According to the report, the Mor Ephrem Syriac Orthodox Church’s opening marks an important cultural and political moment for both Turkiye and its powerful leader.
Erdogan drew widespread condemnation during his two-decade rule for converting ancient churches into mosques and making Islamic conservatism into a leading social force.
He has always countered that he was simply restoring the rights of pious Muslims in the staunchly secular republic founded by Field Marshal, Mustafa Kemal Ataturk, in 1923.
Erdogan laid the first stone for the church’s construction for Istanbul’s 17,000-strong Assyrian Christians in 2019.
“We are seeing big problems today across many parts of the world,” Erdogan told the faithful as all-out war raged between Israel and the Palestinian militant group Hamas in Gaza.

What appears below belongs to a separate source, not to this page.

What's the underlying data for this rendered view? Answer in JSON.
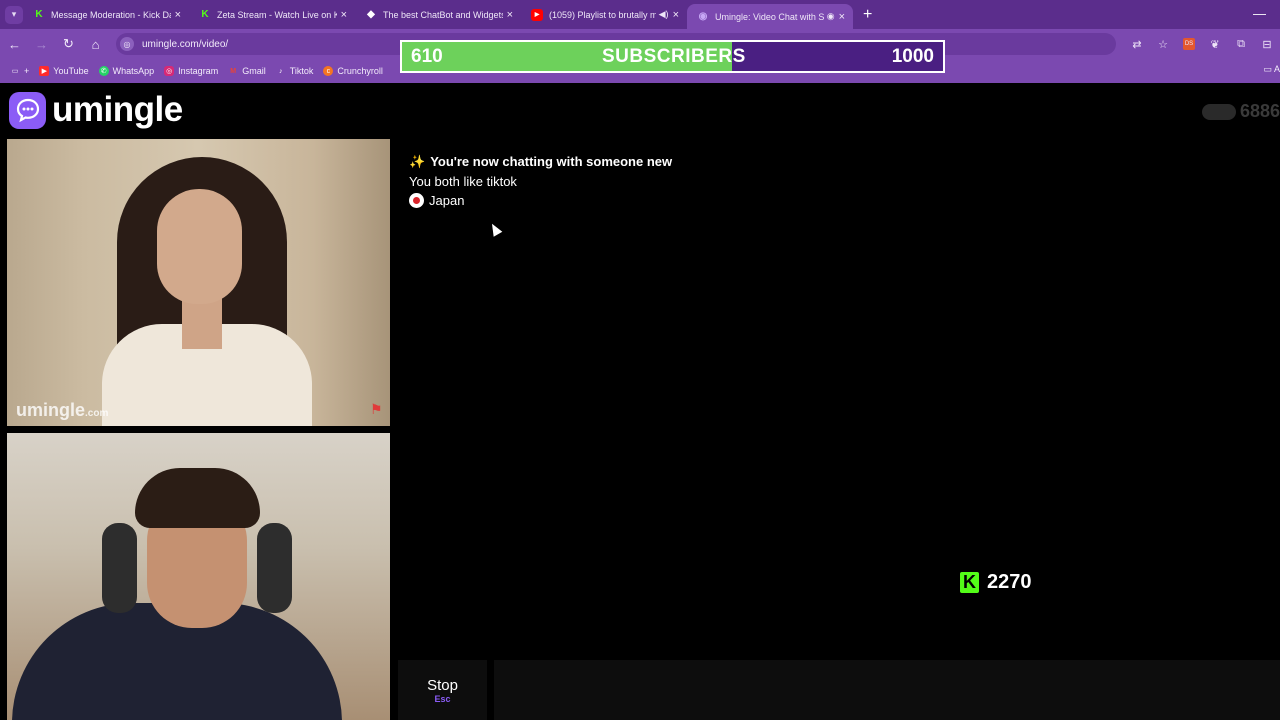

“But the solidarity shown here today — I find it very important,” Erdogan said.
“We always protect the oppressed against the oppressor. That is our duty.”
Assyrian Christianity traces its history to communities that lived in the first century AD in a region stretching from south-eastern Turkiye to Syria and Iraq.
Its main church moved from the Turkish city of Mardin to Damascus in 1932.